Gear-Up !
ou : un tour en Ural 2 roues motrices au National Black Dog, rallye-trail organisé par l'AMA.
par Chris Sidah

"Votre mission, si vous l'acceptez, est de rencontrer Irbit Motorworks, l'importateur des sidecars Ural, au quinzième rallye-trail annuel National Black Dog de l'AMA, à Mount Hood dans l'Orégon, et consacrer deux jours de Juillet à y explorer toutes les petites routes forestières avec un sidecar Gear-Up. "Laissez-moi réfléchir ... un ouistiti, deux ouistitis, ... d'accord, ça a l'air marrant ! J'ai demandé à ma petite femme chérie, Sandy, si elle voulait bien faire le singe le temps d'un week-end. Elle a dit d'accord, et c'est parti !

On a rejoint le camping de Mount Hood Village, lieu de rassemblement du Black Dog, et après avoir installé notre campement nous avons rencontré Gary Kelsey. Il est le responsable marketing et communication de Irbit Motorworks of America. En attendant l'arrivée des bécanes, il m'a donné un aperçu de l'histoire des motos Ural et d'Irbit.

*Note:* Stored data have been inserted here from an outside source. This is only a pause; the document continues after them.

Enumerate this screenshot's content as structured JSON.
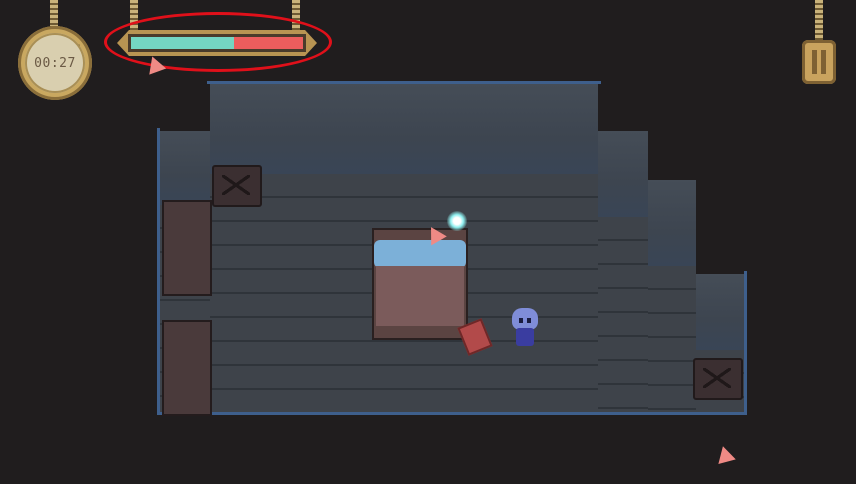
{
  "hud": {
    "timer": {
      "time_text": "00:27"
    },
    "health_bar": {
      "fill_fraction": 0.6,
      "fill_color": "#74d6c2",
      "empty_color": "#ec5d5d",
      "highlighted": true,
      "highlight_color": "#e0101a"
    },
    "pause_button": {
      "icon": "pause-icon"
    }
  },
  "scene": {
    "room": "bedroom",
    "objects": [
      "stool",
      "sofa",
      "sofa",
      "bed",
      "stool",
      "book",
      "wisp",
      "crystal-shard",
      "crystal-shard",
      "crystal-shard"
    ],
    "player": "blue-haired-character"
  }
}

L'histoire des motos Ural remonte jusqu'à la BMW R71 du temps de la seconde guerre mondiale. Comment les Russes en ont eu une entre les mains pour la copier, cela dépend qui en raconte l'histoire. Près de 10.000 exemplaires furent produits durant la guerre, et la production s'est poursuivie ensuite. En 1950, 30.000 exemplaires avaient été produits, et à partir de 1953 l'usine a commencé à exporter. Elle a été privatisée en 1998. A ce jour, l'usine revendique une production totale de plus de 3 millions de machines, celles exportées l'ayant été dans quasiment tous les pays du monde.

Ca a commencé tôt samedi matin. Après un petit-déjeûner de bacon, oeuf et pommes de terre sautées préparés sur notre réchaud, nous nous sommes dirigés vers le pointage-départ et contrôle sonore, les db étant strictement contrôlés pour préserver le voisinage. Avec Sandy dans le panier, nous étions en route dès 7h du matin. Le parcours nous avait été fourni sous forme de longs rouleaux prévus pour un tripmaster, bien pratique pour lire son chemin tout en roulant. Ce système a cours depuis des années, mais je suis convaincu de le voir un jour remplacé par des coordonnées GPS à télécharger. Et on utilise des compteurs de vélo à la place des compteurs kilométriques d'origine, trop peu précis.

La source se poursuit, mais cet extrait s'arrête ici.